Critique de
Michel Host

 

À Fleur de peau (Vincent Rougier éd. revue-ficelle) par Michel Host

 

Article paru sur le site Recours au Poème

Catherine Andrieu, née est passée du Sud à Paris, où elle écrit et peint : « Ut pictura poesis » ! Elle a publié de nombreux recueils aux éditions du Petit Pavé, de Surtis, ainsi qu’un essai sur Spinoza aux éditions de L’Harmattan.

 

Son recueil, À Fleur de peau, comme le laisse augurer l’énigmatique vignette-illustration de Vincent Rougier, nous propose des visions en avalanche, un maelström, tout notre monde encombré d’images et de souvenirs ramenés à un présent parfois léger, parfois pesant, car « rien ne meurt »., ce sont d’incessants frissons, ceux des sentiments partagés, connaissables, reconnaissables. Nous marchons au pas de chaque poème : ce sont les divinités ou personnages des légendes antiques, Athéna et son casque pour l’aurore, Eurydice pour l’effroi d’une bougie qui va s’éteindre… Parmi les animaux (la nature, sphère première) prévaut ici le petit chat Gabby, « mon Gabby… petit ange » : « Le Monsieur t’a fait une piqûre et tu t’envoles / Au Paradis des petits chats. »

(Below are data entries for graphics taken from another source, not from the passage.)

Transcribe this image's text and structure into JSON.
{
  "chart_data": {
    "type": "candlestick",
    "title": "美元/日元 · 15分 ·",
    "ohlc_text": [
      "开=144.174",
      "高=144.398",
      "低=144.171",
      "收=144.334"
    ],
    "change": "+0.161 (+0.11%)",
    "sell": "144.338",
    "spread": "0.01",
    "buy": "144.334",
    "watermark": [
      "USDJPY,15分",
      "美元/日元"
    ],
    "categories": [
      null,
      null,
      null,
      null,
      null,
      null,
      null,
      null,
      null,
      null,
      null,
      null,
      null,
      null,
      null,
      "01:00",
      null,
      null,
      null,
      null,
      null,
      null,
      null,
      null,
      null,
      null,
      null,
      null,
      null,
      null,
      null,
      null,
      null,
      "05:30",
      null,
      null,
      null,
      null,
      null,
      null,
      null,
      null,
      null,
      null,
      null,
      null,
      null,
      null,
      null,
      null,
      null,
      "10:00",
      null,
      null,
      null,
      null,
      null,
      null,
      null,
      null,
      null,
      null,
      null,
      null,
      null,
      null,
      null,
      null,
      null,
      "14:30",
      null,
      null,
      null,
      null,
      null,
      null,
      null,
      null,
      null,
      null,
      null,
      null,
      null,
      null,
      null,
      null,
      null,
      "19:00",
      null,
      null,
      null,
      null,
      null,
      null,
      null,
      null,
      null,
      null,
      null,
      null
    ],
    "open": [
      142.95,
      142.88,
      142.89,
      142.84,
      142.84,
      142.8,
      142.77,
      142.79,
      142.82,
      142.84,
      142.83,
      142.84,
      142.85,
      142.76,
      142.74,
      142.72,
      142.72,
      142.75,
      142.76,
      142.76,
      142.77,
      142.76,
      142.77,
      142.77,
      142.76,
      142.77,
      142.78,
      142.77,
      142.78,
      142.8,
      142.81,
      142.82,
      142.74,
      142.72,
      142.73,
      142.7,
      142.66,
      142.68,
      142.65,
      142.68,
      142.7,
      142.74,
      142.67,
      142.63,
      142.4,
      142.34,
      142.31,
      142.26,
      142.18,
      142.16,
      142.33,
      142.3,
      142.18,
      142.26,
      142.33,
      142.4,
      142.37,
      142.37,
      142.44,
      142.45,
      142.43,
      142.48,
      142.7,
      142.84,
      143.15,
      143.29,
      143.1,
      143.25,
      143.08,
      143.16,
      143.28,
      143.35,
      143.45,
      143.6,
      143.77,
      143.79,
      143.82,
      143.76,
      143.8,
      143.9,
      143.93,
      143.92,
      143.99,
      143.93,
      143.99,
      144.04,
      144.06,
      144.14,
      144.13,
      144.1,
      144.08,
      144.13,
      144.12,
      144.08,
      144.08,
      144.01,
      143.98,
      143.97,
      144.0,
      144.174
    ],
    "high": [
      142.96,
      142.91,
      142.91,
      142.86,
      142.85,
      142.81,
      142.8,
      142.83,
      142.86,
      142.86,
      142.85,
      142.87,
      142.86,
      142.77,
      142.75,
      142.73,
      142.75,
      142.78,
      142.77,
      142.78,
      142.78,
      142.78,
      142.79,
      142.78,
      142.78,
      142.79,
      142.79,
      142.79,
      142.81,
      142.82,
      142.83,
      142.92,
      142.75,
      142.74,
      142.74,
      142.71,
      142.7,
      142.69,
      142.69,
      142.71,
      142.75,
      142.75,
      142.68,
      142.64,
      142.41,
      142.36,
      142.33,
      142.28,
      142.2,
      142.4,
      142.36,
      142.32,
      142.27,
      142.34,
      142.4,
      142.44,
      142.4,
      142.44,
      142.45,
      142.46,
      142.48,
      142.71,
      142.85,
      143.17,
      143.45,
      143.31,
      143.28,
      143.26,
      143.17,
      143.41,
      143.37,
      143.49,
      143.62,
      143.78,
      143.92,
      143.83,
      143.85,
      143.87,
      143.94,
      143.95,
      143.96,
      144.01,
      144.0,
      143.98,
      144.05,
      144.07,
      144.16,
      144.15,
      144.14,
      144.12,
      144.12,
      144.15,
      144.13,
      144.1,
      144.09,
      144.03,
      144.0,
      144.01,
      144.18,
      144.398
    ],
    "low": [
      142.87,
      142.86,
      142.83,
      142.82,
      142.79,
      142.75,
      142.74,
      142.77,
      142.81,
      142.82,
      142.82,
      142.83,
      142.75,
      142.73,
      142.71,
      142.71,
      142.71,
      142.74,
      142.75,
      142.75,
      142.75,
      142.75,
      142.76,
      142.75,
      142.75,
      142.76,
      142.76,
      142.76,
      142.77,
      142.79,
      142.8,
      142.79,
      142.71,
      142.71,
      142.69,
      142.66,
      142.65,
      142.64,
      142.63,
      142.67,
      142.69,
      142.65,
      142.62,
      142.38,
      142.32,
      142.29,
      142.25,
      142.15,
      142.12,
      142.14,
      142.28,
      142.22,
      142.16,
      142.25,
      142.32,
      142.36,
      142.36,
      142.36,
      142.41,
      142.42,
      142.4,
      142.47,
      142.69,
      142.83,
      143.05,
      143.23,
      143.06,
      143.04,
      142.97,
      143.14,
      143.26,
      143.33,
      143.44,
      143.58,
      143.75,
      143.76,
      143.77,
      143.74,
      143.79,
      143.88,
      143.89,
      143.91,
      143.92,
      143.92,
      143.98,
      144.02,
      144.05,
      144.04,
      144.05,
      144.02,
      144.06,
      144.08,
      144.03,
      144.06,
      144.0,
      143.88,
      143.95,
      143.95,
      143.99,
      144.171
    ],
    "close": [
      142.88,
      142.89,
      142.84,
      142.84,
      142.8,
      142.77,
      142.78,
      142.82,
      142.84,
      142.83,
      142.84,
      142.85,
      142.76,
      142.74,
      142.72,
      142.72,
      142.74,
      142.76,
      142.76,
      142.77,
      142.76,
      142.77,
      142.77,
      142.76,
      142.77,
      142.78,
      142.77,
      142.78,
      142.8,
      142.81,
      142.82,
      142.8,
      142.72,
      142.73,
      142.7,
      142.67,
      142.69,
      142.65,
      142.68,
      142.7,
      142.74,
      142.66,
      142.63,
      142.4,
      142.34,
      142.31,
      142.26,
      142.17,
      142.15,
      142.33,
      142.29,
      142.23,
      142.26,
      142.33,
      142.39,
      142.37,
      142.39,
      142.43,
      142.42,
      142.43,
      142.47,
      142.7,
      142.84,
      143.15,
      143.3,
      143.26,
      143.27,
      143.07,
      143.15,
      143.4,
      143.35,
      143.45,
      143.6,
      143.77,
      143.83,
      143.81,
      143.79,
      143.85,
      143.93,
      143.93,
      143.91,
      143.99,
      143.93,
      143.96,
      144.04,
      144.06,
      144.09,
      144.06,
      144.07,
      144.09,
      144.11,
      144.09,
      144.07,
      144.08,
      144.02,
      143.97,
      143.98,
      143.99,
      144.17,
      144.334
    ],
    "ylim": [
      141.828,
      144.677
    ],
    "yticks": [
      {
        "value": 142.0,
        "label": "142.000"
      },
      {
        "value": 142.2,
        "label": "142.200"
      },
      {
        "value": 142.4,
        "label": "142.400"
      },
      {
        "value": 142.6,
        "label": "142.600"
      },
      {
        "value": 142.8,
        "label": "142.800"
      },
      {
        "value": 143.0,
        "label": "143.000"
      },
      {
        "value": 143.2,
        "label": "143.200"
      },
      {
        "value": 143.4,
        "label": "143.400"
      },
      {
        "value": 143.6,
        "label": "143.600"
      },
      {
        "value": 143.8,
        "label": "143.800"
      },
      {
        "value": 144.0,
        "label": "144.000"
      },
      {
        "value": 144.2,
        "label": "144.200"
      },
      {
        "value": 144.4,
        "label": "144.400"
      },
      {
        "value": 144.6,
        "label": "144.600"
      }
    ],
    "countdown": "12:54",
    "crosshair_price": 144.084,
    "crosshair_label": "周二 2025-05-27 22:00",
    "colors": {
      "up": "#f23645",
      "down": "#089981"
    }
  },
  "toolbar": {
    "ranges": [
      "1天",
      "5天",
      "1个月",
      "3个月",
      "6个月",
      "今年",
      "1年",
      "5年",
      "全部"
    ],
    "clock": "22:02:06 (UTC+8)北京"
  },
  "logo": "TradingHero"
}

L’expérience (je l’ai plusieurs fois vécue) n’est que douleur et regrets, traumatisme récurrent. Nous ne sommes ni omnipotents ni omniprésents ! La mort étend son empire. Il est une « petite sœur » dont la destinée semble plus que fragile, avec un insuffisant contrepoids notre impuissance : « Tu cherches en vain la preuve / Que quelque chose est vivant. » Le cœur de l’âme est étreint. Imaginer l’éléphant, même « gracieux », « des femmes à tiroirs… des montres molles…» n’est qu’un pis-aller. Dali n’y pourra offrir qu’un répit d’un instant. Viennent les visions de sang… « Maman dévorée » par « les dragons d’eau ». Où sommes-nous désormais sinon, dans l’effroyable capharnaüm, gisant parmi nos restes annoncés, presque vestiges : « Je ne suis pas belle ma jeunesse se fane / Mais j’ai le secret du cœur et de l’Univers » Dans les derniers poèmes, Catherine Andrieu évoque des « délires hallucinés », sans doute ceux de « la Coke », et conséquemment la possibilité d’« atteindre les comètes ». Un écrivain succède à ces cauchemars et nostalgies : « homme sans visage »… vu « comme une limace sur une rose », et à qui l’on peut dire encore : « Quelque part, pour un écrivain tu n’es pas si mal. / Il y a pire… »  Comme à chaque fois, dirai-je !

Fait suite à cette salve de douleurs une passionnante « Interview inédite » de Catherine Andrieu. Elle y revient sur son trajet, sur ce qu’elle y lit elle-même : « … j’écris, pour m’ouvrir les veines sur le papier seulement. Et pour être Dieu aussi. » Elle l’est et l’avoue. − Comment échapper à cette nécessité ? − Elle reste néanmoins « un poète, mais un poète rock and roll. » Cette interview donne fort à penser à tout humain qui n’a pas trouvé à se satisfaire dans la fréquentation des supermarchés, des boutiques de fringues, des sports d’hiver… et qui cherche les échappatoires au néant : « L’écriture est ce qui me sauve de la folie en laissant une “trace” de mes allers-retours d’un monde à l’autre… » Comme l’on comprend ! Car c’est bien la seule solution.